A Maine beauty pageant contestant and her shark-wrangling boyfriend are back in the news for their controversial hobby of catching, photographing and tagging sharks for scientific research.

The Boston Globe on Saturday published the latest article about Elliot Sudal, a veteran shark angler dubbed “The Shark Wrestler,” and the criticism of the way he catches and tags sharks on beaches, including on Nantucket. Criticism of Sudal’s activities – and his motivations – intensified after his girlfriend, Marisa Butler, a former beauty pageant contestant from Standish, began shark fishing with him last October. Butler, 21, was criticized last month for shark fishing off the coast of Florida and Nantucket and posing in a bathing suit for photos with the live sharks before the fish were released with tracking tags as part of a National Oceanic and Atmospheric Administration volunteer shark-tagging program.
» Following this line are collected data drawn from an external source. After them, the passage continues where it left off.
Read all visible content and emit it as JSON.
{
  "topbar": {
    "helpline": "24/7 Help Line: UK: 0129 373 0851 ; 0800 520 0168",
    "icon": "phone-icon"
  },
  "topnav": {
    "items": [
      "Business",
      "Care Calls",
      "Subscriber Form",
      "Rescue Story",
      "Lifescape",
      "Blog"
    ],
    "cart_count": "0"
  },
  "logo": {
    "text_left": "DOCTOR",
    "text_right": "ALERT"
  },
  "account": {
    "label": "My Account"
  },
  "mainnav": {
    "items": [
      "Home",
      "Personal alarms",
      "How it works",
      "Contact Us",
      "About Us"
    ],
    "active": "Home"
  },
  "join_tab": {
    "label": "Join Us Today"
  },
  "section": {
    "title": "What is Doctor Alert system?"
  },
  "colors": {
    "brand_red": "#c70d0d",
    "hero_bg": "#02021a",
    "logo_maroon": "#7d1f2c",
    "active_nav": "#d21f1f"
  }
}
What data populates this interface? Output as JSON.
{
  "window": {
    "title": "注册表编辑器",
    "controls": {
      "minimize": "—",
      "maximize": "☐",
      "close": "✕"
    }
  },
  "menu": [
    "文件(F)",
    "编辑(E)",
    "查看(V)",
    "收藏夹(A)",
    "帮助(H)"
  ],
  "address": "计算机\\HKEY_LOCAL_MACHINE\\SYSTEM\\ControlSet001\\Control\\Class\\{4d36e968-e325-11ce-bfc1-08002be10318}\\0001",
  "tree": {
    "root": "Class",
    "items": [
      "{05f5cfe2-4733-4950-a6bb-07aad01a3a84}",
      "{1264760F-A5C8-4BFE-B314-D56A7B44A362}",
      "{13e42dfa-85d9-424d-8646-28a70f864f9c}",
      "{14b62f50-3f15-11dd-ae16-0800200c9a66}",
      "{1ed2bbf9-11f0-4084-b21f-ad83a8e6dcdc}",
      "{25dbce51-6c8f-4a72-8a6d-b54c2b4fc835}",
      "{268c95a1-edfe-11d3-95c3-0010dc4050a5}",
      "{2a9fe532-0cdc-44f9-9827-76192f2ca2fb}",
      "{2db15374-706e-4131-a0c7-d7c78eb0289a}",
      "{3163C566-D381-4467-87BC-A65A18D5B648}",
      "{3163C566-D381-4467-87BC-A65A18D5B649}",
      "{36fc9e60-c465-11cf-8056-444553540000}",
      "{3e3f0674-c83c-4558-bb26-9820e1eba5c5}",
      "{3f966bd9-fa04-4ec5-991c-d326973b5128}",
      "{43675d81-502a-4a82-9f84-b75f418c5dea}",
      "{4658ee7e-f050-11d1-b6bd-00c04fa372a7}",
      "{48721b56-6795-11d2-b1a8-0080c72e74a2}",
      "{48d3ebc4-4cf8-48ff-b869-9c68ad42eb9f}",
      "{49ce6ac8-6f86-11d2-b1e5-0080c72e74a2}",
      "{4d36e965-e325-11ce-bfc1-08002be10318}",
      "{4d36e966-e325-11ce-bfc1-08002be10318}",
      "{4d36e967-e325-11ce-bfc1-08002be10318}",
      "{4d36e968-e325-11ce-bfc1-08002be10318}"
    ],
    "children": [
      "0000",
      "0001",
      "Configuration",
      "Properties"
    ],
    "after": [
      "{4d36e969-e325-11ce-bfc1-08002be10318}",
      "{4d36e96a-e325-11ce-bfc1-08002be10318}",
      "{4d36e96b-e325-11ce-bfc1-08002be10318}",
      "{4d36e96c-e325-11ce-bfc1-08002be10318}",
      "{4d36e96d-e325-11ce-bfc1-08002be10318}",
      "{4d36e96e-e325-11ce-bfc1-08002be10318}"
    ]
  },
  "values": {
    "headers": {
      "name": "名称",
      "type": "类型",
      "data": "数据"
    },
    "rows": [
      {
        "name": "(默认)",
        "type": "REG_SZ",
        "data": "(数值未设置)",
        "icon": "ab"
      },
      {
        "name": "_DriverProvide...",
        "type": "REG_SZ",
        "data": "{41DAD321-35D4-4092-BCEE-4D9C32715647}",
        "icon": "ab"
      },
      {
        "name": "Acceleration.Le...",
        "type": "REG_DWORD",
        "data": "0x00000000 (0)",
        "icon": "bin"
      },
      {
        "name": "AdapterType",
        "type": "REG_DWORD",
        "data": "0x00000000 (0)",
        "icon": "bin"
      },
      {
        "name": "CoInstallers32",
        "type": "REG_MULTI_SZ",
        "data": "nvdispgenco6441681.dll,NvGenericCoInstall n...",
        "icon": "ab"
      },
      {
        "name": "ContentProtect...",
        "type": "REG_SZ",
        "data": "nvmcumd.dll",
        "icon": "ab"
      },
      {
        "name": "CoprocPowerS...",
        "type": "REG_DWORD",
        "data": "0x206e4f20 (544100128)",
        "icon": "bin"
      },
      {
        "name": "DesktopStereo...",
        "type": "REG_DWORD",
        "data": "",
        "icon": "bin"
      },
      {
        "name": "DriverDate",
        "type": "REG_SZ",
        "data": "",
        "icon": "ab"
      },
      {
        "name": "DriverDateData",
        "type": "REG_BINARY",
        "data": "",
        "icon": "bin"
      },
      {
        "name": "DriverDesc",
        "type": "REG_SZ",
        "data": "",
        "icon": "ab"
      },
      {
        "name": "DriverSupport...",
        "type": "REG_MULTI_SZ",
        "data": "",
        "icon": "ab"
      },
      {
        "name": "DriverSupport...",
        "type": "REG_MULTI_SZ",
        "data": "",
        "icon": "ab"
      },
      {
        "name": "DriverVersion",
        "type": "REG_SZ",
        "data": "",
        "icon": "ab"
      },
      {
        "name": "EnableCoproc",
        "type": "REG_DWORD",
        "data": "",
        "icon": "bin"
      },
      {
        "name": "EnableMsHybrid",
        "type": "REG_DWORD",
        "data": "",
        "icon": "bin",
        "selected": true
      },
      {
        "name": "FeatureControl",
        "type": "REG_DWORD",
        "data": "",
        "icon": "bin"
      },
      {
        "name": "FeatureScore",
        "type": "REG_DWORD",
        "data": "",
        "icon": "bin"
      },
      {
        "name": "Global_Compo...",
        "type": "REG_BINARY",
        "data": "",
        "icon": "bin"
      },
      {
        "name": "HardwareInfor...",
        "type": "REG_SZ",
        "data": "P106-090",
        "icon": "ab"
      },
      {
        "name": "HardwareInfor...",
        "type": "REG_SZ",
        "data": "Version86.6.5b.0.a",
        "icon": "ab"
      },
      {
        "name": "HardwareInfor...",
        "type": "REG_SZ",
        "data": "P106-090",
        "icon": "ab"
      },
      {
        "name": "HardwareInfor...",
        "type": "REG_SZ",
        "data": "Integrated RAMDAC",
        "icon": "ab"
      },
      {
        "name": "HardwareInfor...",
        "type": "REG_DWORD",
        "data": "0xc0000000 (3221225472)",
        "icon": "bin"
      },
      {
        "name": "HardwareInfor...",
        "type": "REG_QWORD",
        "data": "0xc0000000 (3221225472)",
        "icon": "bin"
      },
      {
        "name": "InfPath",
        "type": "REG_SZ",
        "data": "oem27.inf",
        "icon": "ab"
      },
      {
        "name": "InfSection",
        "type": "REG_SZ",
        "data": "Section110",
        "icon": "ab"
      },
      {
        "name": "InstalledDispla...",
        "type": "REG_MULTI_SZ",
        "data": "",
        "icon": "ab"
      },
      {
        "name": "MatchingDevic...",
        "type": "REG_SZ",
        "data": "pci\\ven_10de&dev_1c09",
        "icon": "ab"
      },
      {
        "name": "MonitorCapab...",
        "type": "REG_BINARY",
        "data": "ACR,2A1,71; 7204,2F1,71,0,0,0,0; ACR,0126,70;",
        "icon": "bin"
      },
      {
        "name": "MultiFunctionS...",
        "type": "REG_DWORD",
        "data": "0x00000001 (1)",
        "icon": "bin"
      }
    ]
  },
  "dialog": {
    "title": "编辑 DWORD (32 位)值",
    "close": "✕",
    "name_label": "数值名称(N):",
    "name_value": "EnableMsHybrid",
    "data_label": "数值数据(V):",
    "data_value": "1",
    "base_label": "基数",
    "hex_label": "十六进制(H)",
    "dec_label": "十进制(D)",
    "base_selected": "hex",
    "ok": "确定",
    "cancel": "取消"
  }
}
Butler, the former Miss Sebago Lakes Region 2014 and Miss Maine National Sweetheart 2013, defended the practice in a Portland Press Herald article last month by saying she tags sharks to spread awareness about them and to change public opinion about sharks.

The aim of the tagging program is to provide data for the management of large Atlantic sharks, but Sharon Young of the Humane Society of the United States told The Globe that Sudal’s activities “speak to me more of exhibitionism than they do of conservation.”